着たりける。直垂の袖のくゝりを解き。 仏の御手にかけ。中将に控へさせ奉り。 重衡より組み渡りぬれば。地「合掌し弥陀 仏に向ひて。懇に申させ給ひけるは。 クセ「伝へ聞く調達が。三逆を作りけん。 八万蔵の聖経。亡ぼしたりし悪心も。 天王如来の記別にて。罪業まこと深しと いへども。聖経値遇の順縁にて。却つて得 道の。因となりにけるとかや。今重衡が。 逆罪を犯す事。全く愚意の為すに無し。 世に随へる理なり。生を受くる者誰とて も。いかでか父の。命をば背かんや。心 中仏陀の。照覧もあるべしや。只三宝の。 教戒を受くる心なり。シテ「一念弥陀仏。 則滅無量罪と聞く時は。只今唱ふる声の 内。涼しき道に入る月の。光は西の空に。 到れども魄霊は。なほ木の下に残り居 て。こゝぞ閻浮の奈良坂に。帰り来にけ り三笠の森の。花の台はこれなれや。重

衡が妄執を助け給へや。 シテ「あら恨めしや。たま/\閻浮の夜遊 に帰り。心を澄ます所に。又嗔恚の起る ぞや。あれ御覧ぜよ旅人よ。ワキ「げに/\ 見れば東方より。灯火あまた数見えた り。あれは如何なる灯火やらん。シテ「あ れこそ例の名にし負ふ。春日の野守の飛 火なり。ワキ「げに飛火とは聞き及びたり。 何によりこの飛火やらん。 シテ「昔他国の軍起り。多くの軍兵あの 春日野に籠り。夜な/\ともす篝火の。 松明の火の働くが飛ぶやうなればとて。 飛火野とこゝを名づけたり。
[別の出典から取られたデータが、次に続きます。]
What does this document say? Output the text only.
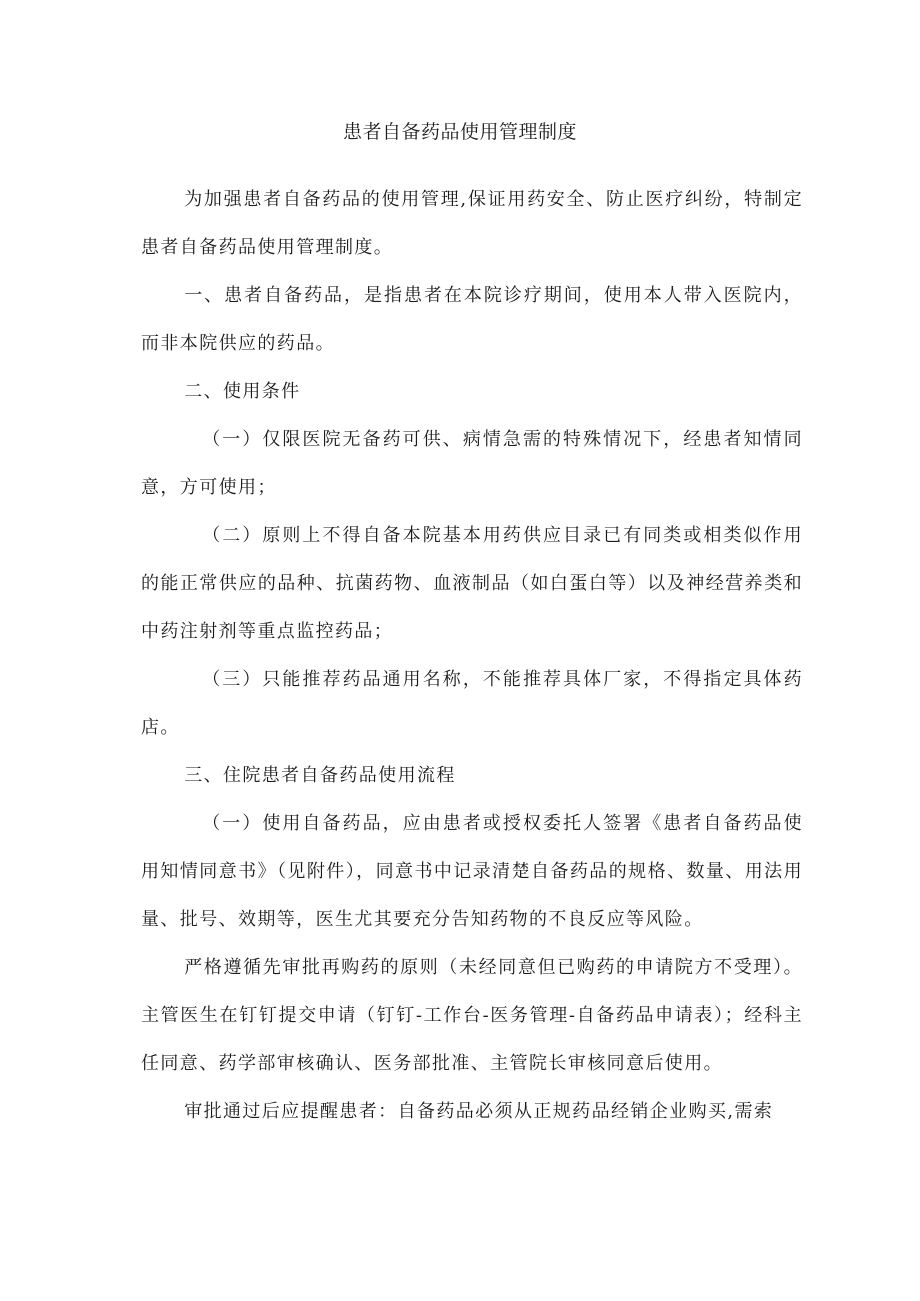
患者自备药品使用管理制度

为加强患者自备药品的使用管理,保证用药安全、防止医疗纠纷，特制定患者自备药品使用管理制度。

一、患者自备药品，是指患者在本院诊疗期间，使用本人带入医院内，而非本院供应的药品。

二、使用条件

（一）仅限医院无备药可供、病情急需的特殊情况下，经患者知情同意，方可使用；

（二）原则上不得自备本院基本用药供应目录已有同类或相类似作用的能正常供应的品种、抗菌药物、血液制品（如白蛋白等）以及神经营养类和中药注射剂等重点监控药品；

（三）只能推荐药品通用名称，不能推荐具体厂家，不得指定具体药店。

三、住院患者自备药品使用流程

（一）使用自备药品，应由患者或授权委托人签署《患者自备药品使用知情同意书》（见附件），同意书中记录清楚自备药品的规格、数量、用法用量、批号、效期等，医生尤其要充分告知药物的不良反应等风险。

严格遵循先审批再购药的原则（未经同意但已购药的申请院方不受理）。主管医生在钉钉提交申请（钉钉-工作台-医务管理-自备药品申请表）；经科主任同意、药学部审核确认、医务部批准、主管院长审核同意后使用。

审批通过后应提醒患者：自备药品必须从正规药品经销企业购买,需索
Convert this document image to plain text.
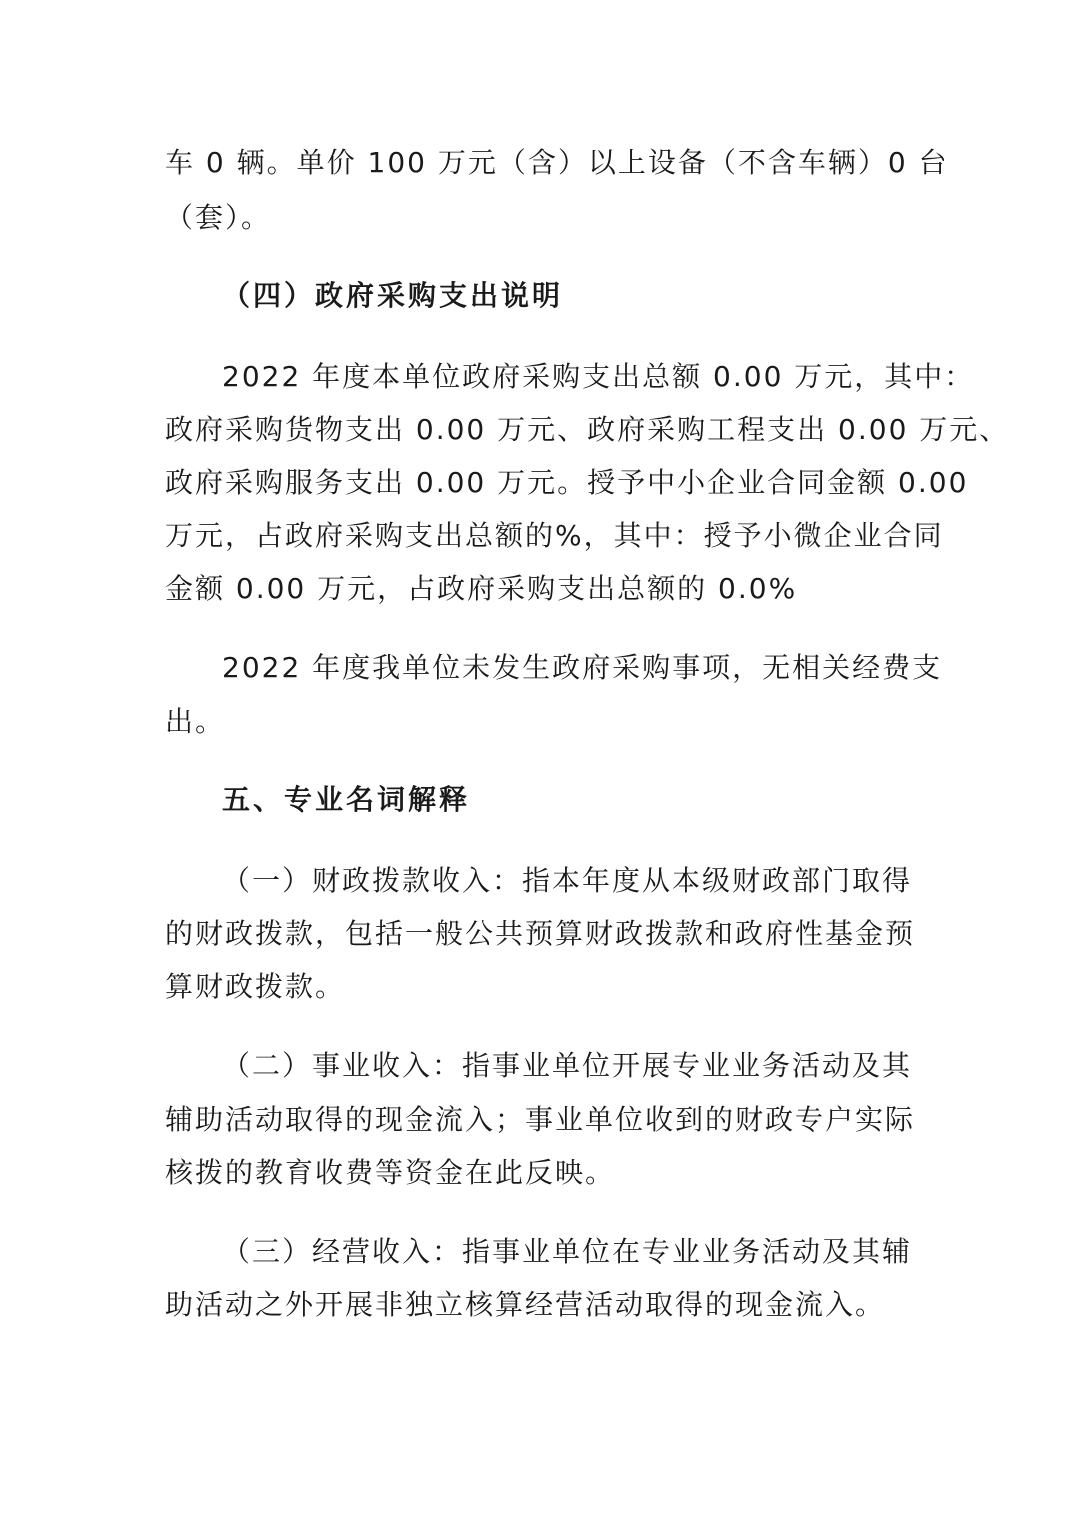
车 0 辆。单价 100 万元（含）以上设备（不含车辆）0 台
（套）。
（四）政府采购支出说明
2022 年度本单位政府采购支出总额 0.00 万元，其中：
政府采购货物支出 0.00 万元、政府采购工程支出 0.00 万元、
政府采购服务支出 0.00 万元。授予中小企业合同金额 0.00
万元，占政府采购支出总额的%，其中：授予小微企业合同
金额 0.00 万元，占政府采购支出总额的 0.0%
2022 年度我单位未发生政府采购事项，无相关经费支
出。
五、专业名词解释
（一）财政拨款收入：指本年度从本级财政部门取得
的财政拨款，包括一般公共预算财政拨款和政府性基金预
算财政拨款。
（二）事业收入：指事业单位开展专业业务活动及其
辅助活动取得的现金流入；事业单位收到的财政专户实际
核拨的教育收费等资金在此反映。
（三）经营收入：指事业单位在专业业务活动及其辅
助活动之外开展非独立核算经营活动取得的现金流入。
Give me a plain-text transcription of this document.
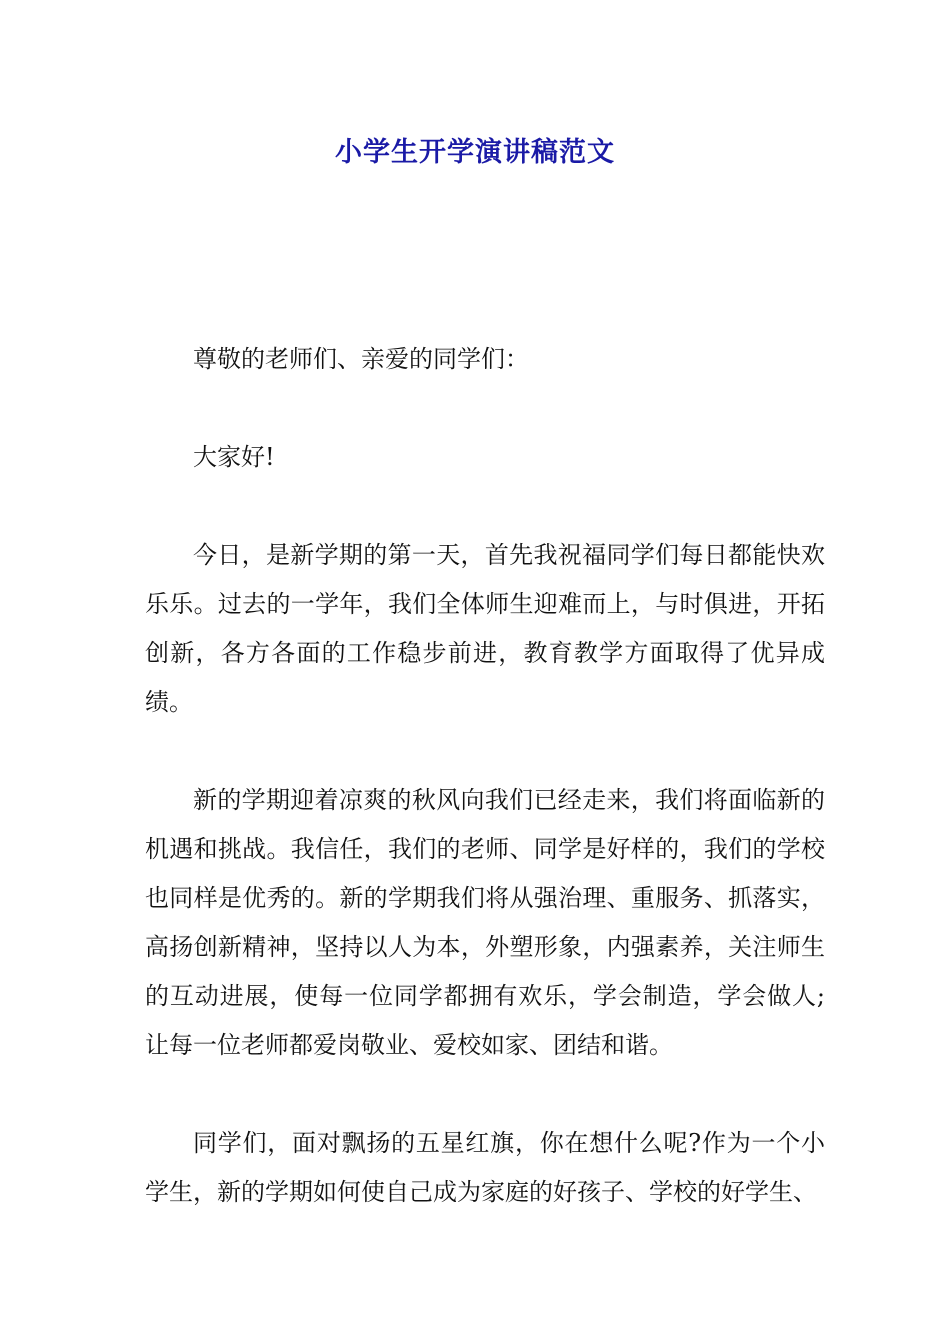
小学生开学演讲稿范文

尊敬的老师们、亲爱的同学们：

大家好!

今日，是新学期的第一天，首先我祝福同学们每日都能快欢乐乐。过去的一学年，我们全体师生迎难而上，与时俱进，开拓创新，各方各面的工作稳步前进，教育教学方面取得了优异成绩。

新的学期迎着凉爽的秋风向我们已经走来，我们将面临新的机遇和挑战。我信任，我们的老师、同学是好样的，我们的学校也同样是优秀的。新的学期我们将从强治理、重服务、抓落实，高扬创新精神，坚持以人为本，外塑形象，内强素养，关注师生的互动进展，使每一位同学都拥有欢乐，学会制造，学会做人;让每一位老师都爱岗敬业、爱校如家、团结和谐。

同学们，面对飘扬的五星红旗，你在想什么呢?作为一个小学生，新的学期如何使自己成为家庭的好孩子、学校的好学生、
又修羅道の

折を得て。あの春日野にともすぞや。あ れ追つ払へ春日野の。地「野守は無きか出 でて見よ。/\。今いく程ぞ修羅の夜軍。 明けなば浅間山。燃え焦るゝ嗔恚の焔。 焼狩と見えつるは。シテ「武蔵野を焼きし 飛火のかげ。地「野守の水を照らしゝは。 シテ「鏡にうつる胸の焔。刃のまつさきを 磨きしは。地「すは一刀の剣の光。シテ「刺 し違へ切り払ふ。地「焔は剣の雨と降つて。 春日野の草薙や。叢雲の剣もかくやらん と。見えて飛火の数々に。山河を動かす 修羅道の。/\。苦の数は重衡が。嗔恚 を助けてたび給へ。/\。